There is another immediate need: to address the childhood trauma radiating outward from Oakwood Avenue.

There are Brexi’s neighbors at Central Village, the kids who attend Dr. King Elementary School within sight of where she was shot, and her classmates at Blodgett Middle School.

In their shock and grief, classmates plastered her locker with drawings of angels and broken hearts, and gut-wrenching messages like:

“You can rest now.”

“I wish I would’ve been here to protect you.”

“You are in a better place than me.”

These children are victims of violence, too.
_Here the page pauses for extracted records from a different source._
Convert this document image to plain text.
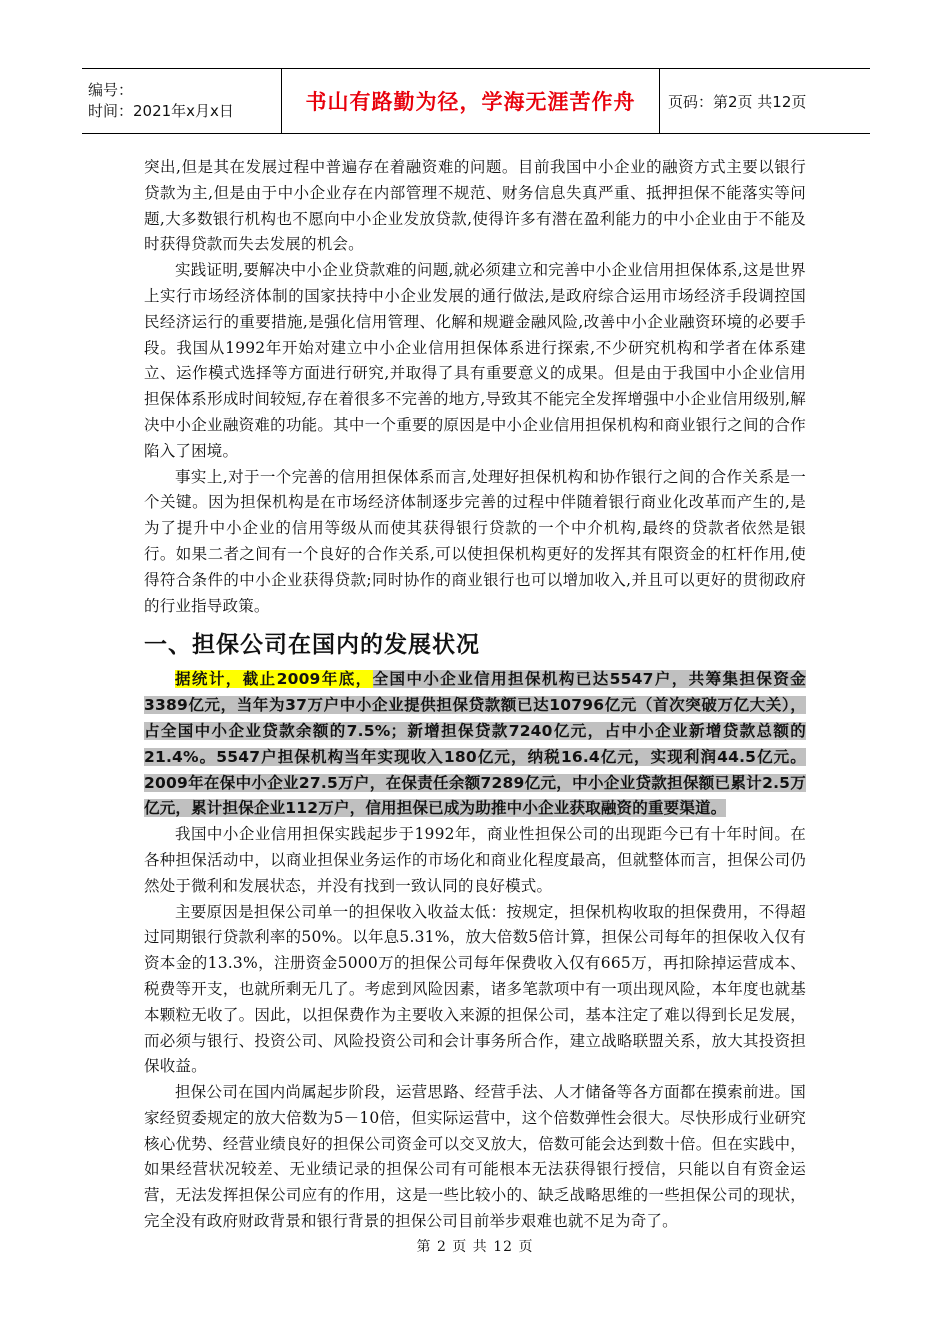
编号：
时间：2021年x月x日	书山有路勤为径，学海无涯苦作舟 页码：第2页 共12页

突出,但是其在发展过程中普遍存在着融资难的问题。目前我国中小企业的融资方式主要以银行贷款为主,但是由于中小企业存在内部管理不规范、财务信息失真严重、抵押担保不能落实等问题,大多数银行机构也不愿向中小企业发放贷款,使得许多有潜在盈利能力的中小企业由于不能及时获得贷款而失去发展的机会。

实践证明,要解决中小企业贷款难的问题,就必须建立和完善中小企业信用担保体系,这是世界上实行市场经济体制的国家扶持中小企业发展的通行做法,是政府综合运用市场经济手段调控国民经济运行的重要措施,是强化信用管理、化解和规避金融风险,改善中小企业融资环境的必要手段。我国从1992年开始对建立中小企业信用担保体系进行探索,不少研究机构和学者在体系建立、运作模式选择等方面进行研究,并取得了具有重要意义的成果。但是由于我国中小企业信用担保体系形成时间较短,存在着很多不完善的地方,导致其不能完全发挥增强中小企业信用级别,解决中小企业融资难的功能。其中一个重要的原因是中小企业信用担保机构和商业银行之间的合作陷入了困境。

事实上,对于一个完善的信用担保体系而言,处理好担保机构和协作银行之间的合作关系是一个关键。因为担保机构是在市场经济体制逐步完善的过程中伴随着银行商业化改革而产生的,是为了提升中小企业的信用等级从而使其获得银行贷款的一个中介机构,最终的贷款者依然是银行。如果二者之间有一个良好的合作关系,可以使担保机构更好的发挥其有限资金的杠杆作用,使得符合条件的中小企业获得贷款;同时协作的商业银行也可以增加收入,并且可以更好的贯彻政府的行业指导政策。

一、担保公司在国内的发展状况

据统计，截止2009年底，全国中小企业信用担保机构已达5547户，共筹集担保资金3389亿元，当年为37万户中小企业提供担保贷款额已达10796亿元（首次突破万亿大关），占全国中小企业贷款余额的7.5%；新增担保贷款7240亿元，占中小企业新增贷款总额的21.4%。5547户担保机构当年实现收入180亿元，纳税16.4亿元，实现利润44.5亿元。2009年在保中小企业27.5万户，在保责任余额7289亿元，中小企业贷款担保额已累计2.5万亿元，累计担保企业112万户，信用担保已成为助推中小企业获取融资的重要渠道。

我国中小企业信用担保实践起步于1992年，商业性担保公司的出现距今已有十年时间。在各种担保活动中，以商业担保业务运作的市场化和商业化程度最高，但就整体而言，担保公司仍然处于微利和发展状态，并没有找到一致认同的良好模式。

主要原因是担保公司单一的担保收入收益太低：按规定，担保机构收取的担保费用，不得超过同期银行贷款利率的50%。以年息5.31%，放大倍数5倍计算，担保公司每年的担保收入仅有资本金的13.3%，注册资金5000万的担保公司每年保费收入仅有665万，再扣除掉运营成本、税费等开支，也就所剩无几了。考虑到风险因素，诸多笔款项中有一项出现风险，本年度也就基本颗粒无收了。因此，以担保费作为主要收入来源的担保公司，基本注定了难以得到长足发展，而必须与银行、投资公司、风险投资公司和会计事务所合作，建立战略联盟关系，放大其投资担保收益。

担保公司在国内尚属起步阶段，运营思路、经营手法、人才储备等各方面都在摸索前进。国家经贸委规定的放大倍数为5－10倍，但实际运营中，这个倍数弹性会很大。尽快形成行业研究核心优势、经营业绩良好的担保公司资金可以交叉放大，倍数可能会达到数十倍。但在实践中，如果经营状况较差、无业绩记录的担保公司有可能根本无法获得银行授信，只能以自有资金运营，无法发挥担保公司应有的作用，这是一些比较小的、缺乏战略思维的一些担保公司的现状，完全没有政府财政背景和银行背景的担保公司目前举步艰难也就不足为奇了。

第 2 页 共 12 页
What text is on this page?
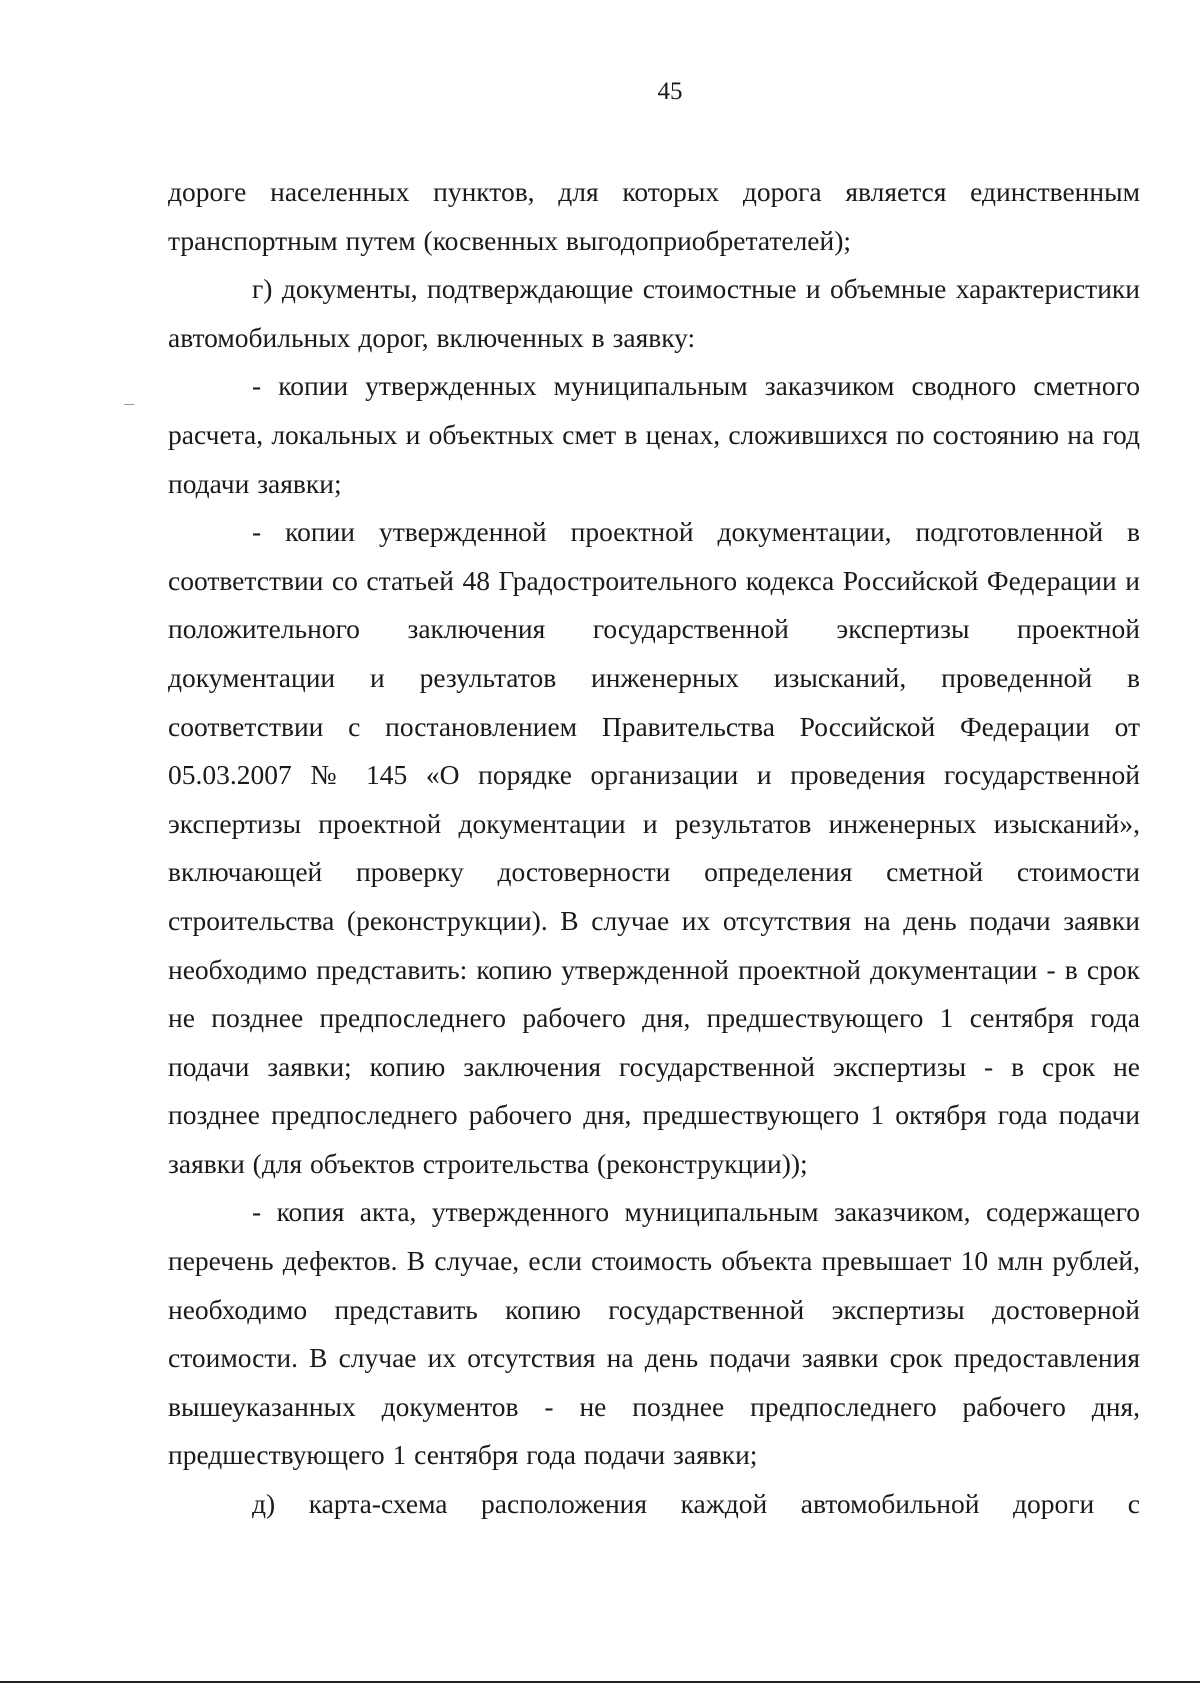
45

дороге населенных пунктов, для которых дорога является единственным транспортным путем (косвенных выгодоприобретателей);

г) документы, подтверждающие стоимостные и объемные характеристики автомобильных дорог, включенных в заявку:

- копии утвержденных муниципальным заказчиком сводного сметного расчета, локальных и объектных смет в ценах, сложившихся по состоянию на год подачи заявки;

- копии утвержденной проектной документации, подготовленной в соответствии со статьей 48 Градостроительного кодекса Российской Федерации и положительного заключения государственной экспертизы проектной документации и результатов инженерных изысканий, проведенной в соответствии с постановлением Правительства Российской Федерации от 05.03.2007 № 145 «О порядке организации и проведения государственной экспертизы проектной документации и результатов инженерных изысканий», включающей проверку достоверности определения сметной стоимости строительства (реконструкции). В случае их отсутствия на день подачи заявки необходимо представить: копию утвержденной проектной документации - в срок не позднее предпоследнего рабочего дня, предшествующего 1 сентября года подачи заявки; копию заключения государственной экспертизы - в срок не позднее предпоследнего рабочего дня, предшествующего 1 октября года подачи заявки (для объектов строительства (реконструкции));

- копия акта, утвержденного муниципальным заказчиком, содержащего перечень дефектов. В случае, если стоимость объекта превышает 10 млн рублей, необходимо представить копию государственной экспертизы достоверной стоимости. В случае их отсутствия на день подачи заявки срок предоставления вышеуказанных документов - не позднее предпоследнего рабочего дня, предшествующего 1 сентября года подачи заявки;

д) карта-схема расположения каждой автомобильной дороги с
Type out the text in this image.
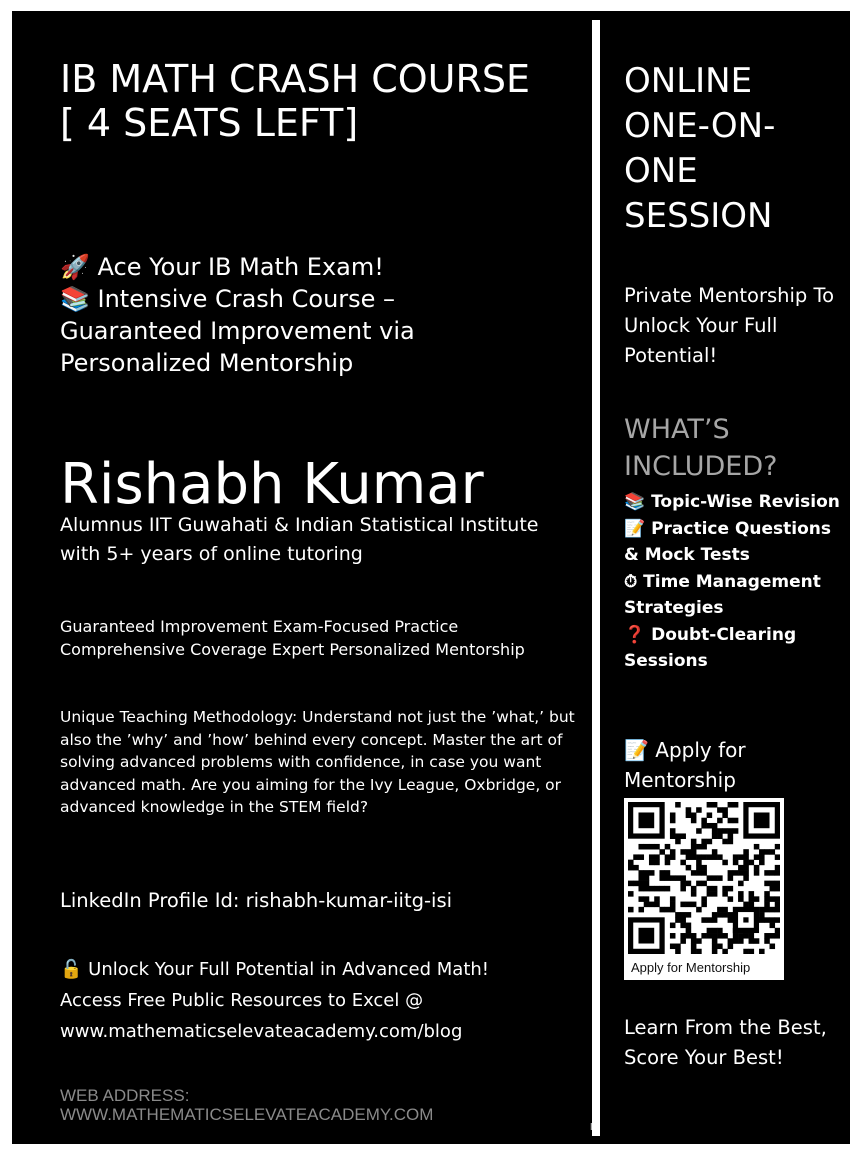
IB MATH CRASH COURSE [ 4 SEATS LEFT]
🚀 Ace Your IB Math Exam!
📚 Intensive Crash Course –
Guaranteed Improvement via
Personalized Mentorship
Rishabh Kumar
Alumnus IIT Guwahati & Indian Statistical Institute with 5+ years of online tutoring
Guaranteed Improvement Exam-Focused Practice
Comprehensive Coverage Expert Personalized Mentorship
Unique Teaching Methodology: Understand not just the ’what,’ but also the ’why’ and ’how’ behind every concept. Master the art of solving advanced problems with confidence, in case you want advanced math. Are you aiming for the Ivy League, Oxbridge, or advanced knowledge in the STEM field?
LinkedIn Profile Id: rishabh-kumar-iitg-isi
🔓 Unlock Your Full Potential in Advanced Math!
Access Free Public Resources to Excel @
www.mathematicselevateacademy.com/blog
WEB ADDRESS:
WWW.MATHEMATICSELEVATEACADEMY.COM
ONLINE
ONE-ON-
ONE
SESSION
Private Mentorship To Unlock Your Full Potential!
WHAT’S INCLUDED?
📚 Topic-Wise Revision
📝 Practice Questions & Mock Tests
⏱ Time Management Strategies
❓ Doubt-Clearing Sessions
📝 Apply for Mentorship
Apply for Mentorship
Learn From the Best, Score Your Best!
l|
Syracuse has been in this angry, helpless place too many times before. In April 2021, 11-month-old baby Dior Harris was killed in a drive-by shooting, making her the youngest victim of street violence in Syracuse history. In 2010, 20-month-old Rashaad Walker Jr. was killed in his car seat by gang-related gunfire. Guns injured 151 people in Syracuse last year, the highest number in 10 years, and the city has among the highest juvenile homicide arrest rates in the nation.

Each time an innocent child dies, there are calls to stop the violence. Then the momentum is lost.

“So many, over the next coming weeks will articulate what they think needs to be done. And then those same people disappear when cameras turn off and news reporters are gone,” said Lateef Johnson-Kinsey, head of Mayor Ben Walsh’s Office to Reduce Gun Violence.

Let us resolve as a community to make this time different.